# Forum Home Renovation Doors, Windows, Architraves & Skirts  Continually rusted windows

## Tiger

These windows were given the full rust treatment ie sanded back, primed etc but in just a few years the rust is back. The quality paint applied has not had any impact on the windows. Can anyone shed some light on why this is happening? Any advice on what to do from here would be much appreciated.

----------


## intertd6

How close is the ocean or large body of salt water? what paint system was used? if the system didn't include a zinc rich base coat then this is bound to happen sooner than later.
regards inter

----------


## Tiger

Hi there inter, the treatment used was a 3 part system, first was a rust killer/neutraliser, second was a grey primer/undercoat and then top coat. We are at least 20 km from the beach and there are no pools of water nearby. I don't know whether zinc was part of the system we used.

----------


## Uncle Bob

Maybe there's a chemical/electrolysis reaction taking place and speeding up the rusting?

----------


## Bloss

For rust to form it needs the metal + water + oxygen. The treatment might well have been OK, but unless water (looks like a condensation problem to me on the inside) is prevented from re contacting the steel window and air also excluded the  it will recur - as it has done. Most likely the water has been able to go down the face of the glass and behind/ under the paint. My guess is that there is a fair chance, with the age of the windows, whatever is holding the glass in place is no longer flexible and probably not waterproof either and probably was not when the frame was treated for rust - ie: the treatment was of the visible rust and the glass was left in place when the treatment was done. And although too late now, action should have been taken at the first sign of rust recurring, not when it has progressed to the current stage. 
Likewise the hinges might have been treated as best they could be, but they are not able to be dismantled so the rust inside the joints would have remained and simply re-appeared as more moisture made its way back in - it is messy and smelly, but regular and consistent use of lubricants and water repellents such as WD40 & RP7 etc are effective on hinges - spraying on liberally then wiping off of excess with tissues/ cloth. 
The treatment could be repeated with the same result ie: it would be OK for another few years, but I think would be effective long term only if the glass was removed and the channel and whole frame was treated and re-coated. That's a lot of work and the outcome will still be very old, poor condition, steel framed windows.
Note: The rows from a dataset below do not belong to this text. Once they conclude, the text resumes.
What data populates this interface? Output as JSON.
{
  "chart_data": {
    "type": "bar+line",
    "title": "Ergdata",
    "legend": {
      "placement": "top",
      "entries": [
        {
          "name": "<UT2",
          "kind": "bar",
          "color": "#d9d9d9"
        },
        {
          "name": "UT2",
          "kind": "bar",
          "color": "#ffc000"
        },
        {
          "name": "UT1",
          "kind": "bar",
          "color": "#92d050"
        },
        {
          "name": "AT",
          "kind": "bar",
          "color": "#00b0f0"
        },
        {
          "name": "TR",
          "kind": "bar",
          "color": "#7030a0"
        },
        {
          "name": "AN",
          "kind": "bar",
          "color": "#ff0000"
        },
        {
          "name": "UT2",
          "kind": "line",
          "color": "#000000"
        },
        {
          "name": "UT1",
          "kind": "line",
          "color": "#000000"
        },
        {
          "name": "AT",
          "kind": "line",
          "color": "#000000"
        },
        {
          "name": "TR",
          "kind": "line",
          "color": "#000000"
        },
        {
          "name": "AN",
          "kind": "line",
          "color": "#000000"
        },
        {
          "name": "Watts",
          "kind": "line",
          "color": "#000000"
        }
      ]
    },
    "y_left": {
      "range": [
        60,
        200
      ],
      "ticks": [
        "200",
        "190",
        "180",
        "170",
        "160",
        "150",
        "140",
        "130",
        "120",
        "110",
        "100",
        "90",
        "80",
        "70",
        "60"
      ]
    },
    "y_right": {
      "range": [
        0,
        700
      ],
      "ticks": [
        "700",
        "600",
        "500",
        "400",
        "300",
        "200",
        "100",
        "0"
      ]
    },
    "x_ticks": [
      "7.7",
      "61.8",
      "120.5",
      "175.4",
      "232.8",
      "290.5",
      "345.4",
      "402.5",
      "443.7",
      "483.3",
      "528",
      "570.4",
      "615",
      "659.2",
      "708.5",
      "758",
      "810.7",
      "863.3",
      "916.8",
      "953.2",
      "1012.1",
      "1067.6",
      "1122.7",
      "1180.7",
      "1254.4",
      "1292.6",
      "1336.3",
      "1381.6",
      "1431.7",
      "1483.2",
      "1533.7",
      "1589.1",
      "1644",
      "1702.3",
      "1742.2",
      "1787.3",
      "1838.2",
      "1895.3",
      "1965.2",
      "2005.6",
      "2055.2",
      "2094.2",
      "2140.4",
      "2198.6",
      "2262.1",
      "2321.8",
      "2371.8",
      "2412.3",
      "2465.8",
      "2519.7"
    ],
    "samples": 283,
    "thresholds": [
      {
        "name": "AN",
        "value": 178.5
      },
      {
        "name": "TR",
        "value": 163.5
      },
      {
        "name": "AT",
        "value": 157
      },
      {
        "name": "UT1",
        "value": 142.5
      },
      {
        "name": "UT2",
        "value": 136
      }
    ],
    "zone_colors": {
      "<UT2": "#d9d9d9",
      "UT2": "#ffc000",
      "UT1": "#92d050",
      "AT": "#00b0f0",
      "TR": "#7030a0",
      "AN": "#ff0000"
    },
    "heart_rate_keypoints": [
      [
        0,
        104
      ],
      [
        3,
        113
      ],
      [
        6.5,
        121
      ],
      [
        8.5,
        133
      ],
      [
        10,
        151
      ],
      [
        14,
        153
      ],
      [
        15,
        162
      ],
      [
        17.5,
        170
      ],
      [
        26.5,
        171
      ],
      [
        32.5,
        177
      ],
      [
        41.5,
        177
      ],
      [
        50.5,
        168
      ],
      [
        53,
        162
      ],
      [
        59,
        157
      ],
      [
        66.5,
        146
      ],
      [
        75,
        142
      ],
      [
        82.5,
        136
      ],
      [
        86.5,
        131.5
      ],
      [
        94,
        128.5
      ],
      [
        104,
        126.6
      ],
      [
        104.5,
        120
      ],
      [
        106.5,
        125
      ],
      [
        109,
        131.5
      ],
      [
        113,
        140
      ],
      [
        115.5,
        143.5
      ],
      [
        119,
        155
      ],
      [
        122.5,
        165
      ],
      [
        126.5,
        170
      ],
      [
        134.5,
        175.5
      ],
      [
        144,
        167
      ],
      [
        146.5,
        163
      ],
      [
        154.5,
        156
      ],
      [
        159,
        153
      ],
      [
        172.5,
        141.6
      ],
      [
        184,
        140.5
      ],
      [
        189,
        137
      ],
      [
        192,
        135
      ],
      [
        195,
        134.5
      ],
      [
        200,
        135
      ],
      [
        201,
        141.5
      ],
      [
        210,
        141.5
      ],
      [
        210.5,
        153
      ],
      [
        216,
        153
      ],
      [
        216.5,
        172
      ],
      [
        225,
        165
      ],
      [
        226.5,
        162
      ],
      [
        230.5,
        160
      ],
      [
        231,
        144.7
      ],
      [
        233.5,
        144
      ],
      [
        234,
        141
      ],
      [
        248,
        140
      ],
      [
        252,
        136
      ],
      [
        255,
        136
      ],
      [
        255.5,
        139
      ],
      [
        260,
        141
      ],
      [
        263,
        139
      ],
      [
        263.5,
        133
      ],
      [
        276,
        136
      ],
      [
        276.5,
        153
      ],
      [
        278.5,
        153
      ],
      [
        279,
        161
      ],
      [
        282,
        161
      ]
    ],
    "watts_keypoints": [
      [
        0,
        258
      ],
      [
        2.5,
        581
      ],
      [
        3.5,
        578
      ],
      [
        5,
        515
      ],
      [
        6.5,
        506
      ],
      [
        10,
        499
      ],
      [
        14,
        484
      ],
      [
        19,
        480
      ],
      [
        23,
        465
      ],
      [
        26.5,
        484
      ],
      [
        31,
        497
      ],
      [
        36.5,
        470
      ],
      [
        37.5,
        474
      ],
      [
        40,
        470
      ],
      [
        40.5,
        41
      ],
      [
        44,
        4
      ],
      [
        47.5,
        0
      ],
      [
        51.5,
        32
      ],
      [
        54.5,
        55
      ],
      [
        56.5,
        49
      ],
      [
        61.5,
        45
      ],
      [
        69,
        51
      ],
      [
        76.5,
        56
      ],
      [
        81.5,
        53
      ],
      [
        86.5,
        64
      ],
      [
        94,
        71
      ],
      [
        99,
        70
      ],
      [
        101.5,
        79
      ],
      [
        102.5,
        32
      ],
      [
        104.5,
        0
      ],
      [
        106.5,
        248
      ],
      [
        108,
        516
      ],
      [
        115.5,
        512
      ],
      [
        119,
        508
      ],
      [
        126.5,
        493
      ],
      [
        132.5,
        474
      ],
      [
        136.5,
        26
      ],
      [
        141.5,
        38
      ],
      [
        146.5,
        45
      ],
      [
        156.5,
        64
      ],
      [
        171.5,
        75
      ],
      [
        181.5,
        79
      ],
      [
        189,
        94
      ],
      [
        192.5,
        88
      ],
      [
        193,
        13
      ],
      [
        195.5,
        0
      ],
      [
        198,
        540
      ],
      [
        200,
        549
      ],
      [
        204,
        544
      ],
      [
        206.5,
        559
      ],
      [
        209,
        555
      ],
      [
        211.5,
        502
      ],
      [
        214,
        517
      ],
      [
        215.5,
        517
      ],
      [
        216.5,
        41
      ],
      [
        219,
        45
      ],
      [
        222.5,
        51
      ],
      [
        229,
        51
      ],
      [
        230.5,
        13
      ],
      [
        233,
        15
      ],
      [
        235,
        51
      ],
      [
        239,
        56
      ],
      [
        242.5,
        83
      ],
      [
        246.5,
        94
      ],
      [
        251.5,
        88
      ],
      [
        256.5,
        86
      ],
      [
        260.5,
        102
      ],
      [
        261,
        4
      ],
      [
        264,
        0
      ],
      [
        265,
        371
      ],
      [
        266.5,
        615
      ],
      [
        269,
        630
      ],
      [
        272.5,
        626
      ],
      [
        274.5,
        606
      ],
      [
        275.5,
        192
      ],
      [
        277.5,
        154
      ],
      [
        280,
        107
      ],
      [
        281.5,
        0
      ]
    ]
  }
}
There comes a time where things have to be replaced - and that time might be here for those windows - a costly option, but unless you are able to DIY the work it is the best one IMO. 
BTW - I've never been a fan of steel framed windows and especially in coastal cities as most were not galvanised, but simply primed and the hinges rusted within a couple of years as did joints etc. Doesn't have to be right on  coast (although high salt makes it worse), but all the East coast cities all have high humidity so uncoated steel is a poor choice. These were a low cost choice post WW2 and before aluminium frames became widely available in the 60s.

----------


## Tiger

Thanks Bloss, you may well be right about the condensation but I'm not sure about how to deal with it. We keep the windows open as much as possible to encourage airflow, if anyone else has had the problem of condensation and been able to beat it, please let me know. 
As far as replacement windows go, what choices are available that would work with a red brick house and I should mention that these are not the only steel framed windows we have so we'd need to replace 3 sets of these. Would like something not too pricey and something that I could possibly install myself.

----------


## intertd6

When you said the full rust treatment I took that as glass removed & all surfaces treated, what you have done is only half of what needed to be done, if there is still enough metal left you can still do that & have a frame that should be good for many years of service.
regards inter

----------